Not only are some models of family life contested, changing under the
pressure of social transformations and new work conditions, but even the very
idea of family, that community founded on the marriage of a man and a woman, has
been targeted in the name of a relativistic ethic that is making its way into
large sectors of public opinion and even civil legislation.
The crisis of the family causes a crisis in society. Many pathological
phenomena -- from loneliness to violence to drugs -- are explained by the fact
that the nuclear family has lost its identity and function. Where the family
diminishes, society loses its connective tissue. This has disastrous
consequences, which destroy people, especially the weakest: from children to
adolescents, to the handicapped, to the sick and aged.
2. There must be a reflection that helps not only believers, but all those of
good will, to rediscover the value of marriage and the family. The Catechism of
the Catholic Church states: "The family is the original cell of social life. It
is the natural society in which man and woman are called to give themselves in
love and the gift of life. The authority, stability and relational life in the
bosom of the family make up the foundations of liberty, security and fraternity
in the sphere of society" (n. 2207).
The family can be rediscovered by reason, listening to the moral law written
on the human heart. As a community "founded and vivified by love" (cf. Apostolic
Exhortation Familiaris consortio, 18), the family draws its strength from
the definitive covenant of love in which a man and a woman give themselves
reciprocally, together becoming collaborators with God in the gift of life.
On the basis of this source-relationship of love, those relationships
established with and among the other members of the family must be inspired by
love and characterized by affection and mutual support. Far from closing the
family in on itself, authentic love opens it out to all of society, so that the
little domestic family and the large family of all human beings are not in
opposition, but in intimate and authentic relationship. All of this is rooted in
the very mystery of God, which the family evokes in a special way. In fact, as I
wrote some years ago in my "Letter to Families", "in light of the New Testament
it is possible to catch a glimpse of the original model of the family in God
himself, in the Trinitarian mystery of his life. The divine "We" constitutes the
eternal model of the human "we"; of the "we" first of all that is formed by the
man and the woman, created in the divine image and likeness" (n. 6: Teachings
XVII/1 , 332).
3. God's fatherhood is the transcendent source of every other human
fatherhood and motherhood. Contemplating it with love, we must feel our
responsibility to rediscover that richness of communion, generation and life
that characterizes marriage and family.
Interpersonal relations develop in the family in which each person is
entrusted with a specific job, yet without rigid schematisms. I do not intend
here to refer to those social roles and functions that are expressions of
particular historical and cultural contexts. Rather I am thinking of the
importance that they hold in the reciprocal spousal relationship and in the
communal responsibility of the parents, figures of man and woman in how they are
called to live out their natural characteristics within the bounds of a
profound, enriching and respectful communion. "To this 'unity of the two' God
entrusts not only the work of procreation and the life of the family, but the
very construction of history" (Letter to Women, 8: Teaching
XVIII/1 '1994', 1878).
4. The child then must be understood as the maximum expression of the
communion between man and woman, the reciprocal acceptance/donation that is
realized and transcended in a "third," who is that child. The child is God's
blessing. He transforms husband and wife into father and mother (cf. Apostolic
Exhortation Familiaris Consortio, 21). Both "go out from themselves" and
express themselves beyond themselves in a person, the very fruit of their love.

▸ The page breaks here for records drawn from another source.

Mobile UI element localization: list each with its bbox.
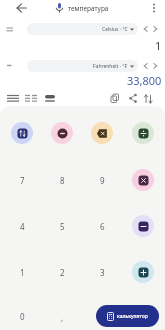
button[interactable]: 2 <box>42 260 82 284</box>
button[interactable]: 3 <box>82 260 122 284</box>
button[interactable]: Celsius · °C <box>27 23 138 35</box>
button[interactable] <box>132 122 154 144</box>
button[interactable] <box>132 261 154 283</box>
button[interactable] <box>151 25 159 33</box>
button[interactable] <box>132 169 154 191</box>
button[interactable] <box>6 93 20 103</box>
staticText: Fahrenheit · °F <box>93 63 128 70</box>
staticText: 9 <box>100 175 105 186</box>
staticText: 4 <box>20 221 25 232</box>
staticText: 5 <box>60 221 65 232</box>
staticText: 7 <box>20 175 25 186</box>
button[interactable] <box>44 93 56 104</box>
staticText: 1 <box>20 267 25 278</box>
staticText: , <box>61 312 64 323</box>
staticText: 0 <box>20 311 25 322</box>
button[interactable]: 9 <box>82 168 122 192</box>
button[interactable]: 8 <box>42 168 82 192</box>
button[interactable] <box>151 62 159 70</box>
button[interactable] <box>24 93 38 103</box>
button[interactable] <box>91 122 113 144</box>
staticText: калькулятор <box>117 313 148 320</box>
staticText: 6 <box>100 221 105 232</box>
staticText: 33,800 <box>127 73 162 88</box>
button[interactable] <box>142 25 150 33</box>
button[interactable] <box>128 93 138 103</box>
staticText: Celsius · °C <box>102 26 128 33</box>
button[interactable]: 5 <box>42 214 82 238</box>
button[interactable] <box>149 1 159 15</box>
button[interactable] <box>51 122 73 144</box>
button[interactable]: 7 <box>2 168 42 192</box>
button[interactable]: 4 <box>2 214 42 238</box>
button[interactable]: 1 <box>2 260 42 284</box>
button[interactable]: 6 <box>82 214 122 238</box>
staticText: 1 <box>155 38 162 53</box>
button[interactable]: , <box>42 305 82 329</box>
button[interactable] <box>11 122 33 144</box>
staticText: 3 <box>100 267 105 278</box>
staticText: 8 <box>60 175 65 186</box>
button[interactable]: 0 <box>2 304 42 328</box>
button[interactable] <box>142 93 154 105</box>
staticText: 2 <box>60 267 65 278</box>
button[interactable] <box>132 215 154 237</box>
button[interactable]: Fahrenheit · °F <box>27 60 138 72</box>
button[interactable]: калькулятор <box>96 305 159 327</box>
staticText: температура <box>68 4 109 13</box>
button[interactable] <box>142 62 150 70</box>
button[interactable] <box>110 93 120 103</box>
button[interactable] <box>14 1 30 17</box>
button[interactable] <box>54 2 65 13</box>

In a special way the ideal expressed in Jesus' priestly prayer can be applied
to the family. In this prayer he asks that his unity with the Father involve the
disciples (cf. Jn 17:11) and those who believe in their word (cf. Jn 17:20-21).
The Christian family, as "domestic Church" (cf. Lumen Gentium, 11), is
called to realize this ideal of perfect communion in a special way.

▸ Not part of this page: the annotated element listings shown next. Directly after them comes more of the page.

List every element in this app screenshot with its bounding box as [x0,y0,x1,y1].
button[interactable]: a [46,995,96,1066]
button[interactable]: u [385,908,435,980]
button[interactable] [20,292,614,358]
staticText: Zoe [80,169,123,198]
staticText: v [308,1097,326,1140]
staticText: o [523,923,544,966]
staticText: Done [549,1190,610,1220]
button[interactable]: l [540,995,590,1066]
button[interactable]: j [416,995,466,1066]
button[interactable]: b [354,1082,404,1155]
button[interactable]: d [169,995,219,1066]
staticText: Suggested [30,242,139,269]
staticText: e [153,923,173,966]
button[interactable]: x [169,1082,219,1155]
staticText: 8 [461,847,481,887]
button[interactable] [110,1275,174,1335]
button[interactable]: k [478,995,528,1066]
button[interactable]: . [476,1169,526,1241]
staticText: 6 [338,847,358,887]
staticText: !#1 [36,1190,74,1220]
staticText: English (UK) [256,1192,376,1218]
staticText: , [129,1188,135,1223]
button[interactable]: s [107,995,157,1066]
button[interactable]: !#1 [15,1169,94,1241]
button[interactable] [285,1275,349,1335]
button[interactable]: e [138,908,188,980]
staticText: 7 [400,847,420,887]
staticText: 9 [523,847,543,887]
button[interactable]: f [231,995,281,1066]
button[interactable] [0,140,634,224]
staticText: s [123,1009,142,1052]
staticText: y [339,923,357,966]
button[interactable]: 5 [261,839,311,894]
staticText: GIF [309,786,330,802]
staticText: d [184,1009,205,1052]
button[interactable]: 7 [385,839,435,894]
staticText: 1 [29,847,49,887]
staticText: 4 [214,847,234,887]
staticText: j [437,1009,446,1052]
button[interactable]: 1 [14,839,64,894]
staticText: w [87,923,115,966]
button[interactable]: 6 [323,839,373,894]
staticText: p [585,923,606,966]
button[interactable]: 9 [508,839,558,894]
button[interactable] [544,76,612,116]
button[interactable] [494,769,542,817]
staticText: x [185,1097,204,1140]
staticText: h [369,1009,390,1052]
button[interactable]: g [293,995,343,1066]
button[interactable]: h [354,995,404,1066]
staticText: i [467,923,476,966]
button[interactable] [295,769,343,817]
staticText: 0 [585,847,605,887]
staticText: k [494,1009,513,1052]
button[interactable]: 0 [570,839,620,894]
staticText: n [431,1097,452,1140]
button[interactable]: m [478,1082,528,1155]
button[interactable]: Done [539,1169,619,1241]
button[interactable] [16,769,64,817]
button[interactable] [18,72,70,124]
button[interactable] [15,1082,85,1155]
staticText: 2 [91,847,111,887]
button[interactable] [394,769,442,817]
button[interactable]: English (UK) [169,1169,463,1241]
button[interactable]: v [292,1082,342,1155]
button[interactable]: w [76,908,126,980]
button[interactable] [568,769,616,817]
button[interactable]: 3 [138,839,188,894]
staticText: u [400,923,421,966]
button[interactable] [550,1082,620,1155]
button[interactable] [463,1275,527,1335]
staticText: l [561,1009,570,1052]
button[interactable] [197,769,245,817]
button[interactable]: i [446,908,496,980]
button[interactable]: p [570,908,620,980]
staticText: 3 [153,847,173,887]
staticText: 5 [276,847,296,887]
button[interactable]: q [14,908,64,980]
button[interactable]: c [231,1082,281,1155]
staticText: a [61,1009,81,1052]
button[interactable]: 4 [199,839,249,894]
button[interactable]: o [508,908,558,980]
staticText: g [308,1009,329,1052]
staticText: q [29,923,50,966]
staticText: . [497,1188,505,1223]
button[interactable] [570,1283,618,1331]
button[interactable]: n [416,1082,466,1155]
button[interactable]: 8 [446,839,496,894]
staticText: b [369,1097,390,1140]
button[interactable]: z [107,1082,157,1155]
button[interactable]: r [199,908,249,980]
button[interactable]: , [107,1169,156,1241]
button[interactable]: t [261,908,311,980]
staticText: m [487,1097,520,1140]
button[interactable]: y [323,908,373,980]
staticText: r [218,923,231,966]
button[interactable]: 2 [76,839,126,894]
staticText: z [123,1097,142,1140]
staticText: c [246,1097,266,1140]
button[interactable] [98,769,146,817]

5. As we approach the conclusion of this year dedicated to meditation on God
the Father, let us rediscover the family in the light of divine paternity. By
contemplating God the Father we can deduce above all an urgency, particularly
regarding the challenge of the present historical time.
To look at God the Father means to understand the family as the place of
acceptance and promotion of life. It is the laboratory of fraternity where, with
the help of the Christ's Spirit, "a new fraternity and solidarity, true
reflection of the mystery of reciprocal donation and acceptance proper to the
Holy Trinity" (Evangelium vitae, 76) is created among us.
From the renewal of the experience of the Christian family, the Church will
be able to learn to cultivate, among all the members of the community, a more
family-like dimension, adopting and promoting a more human and fraternal
relational style (cf. Apostolic Exhortation Familiaris Consortio, 64).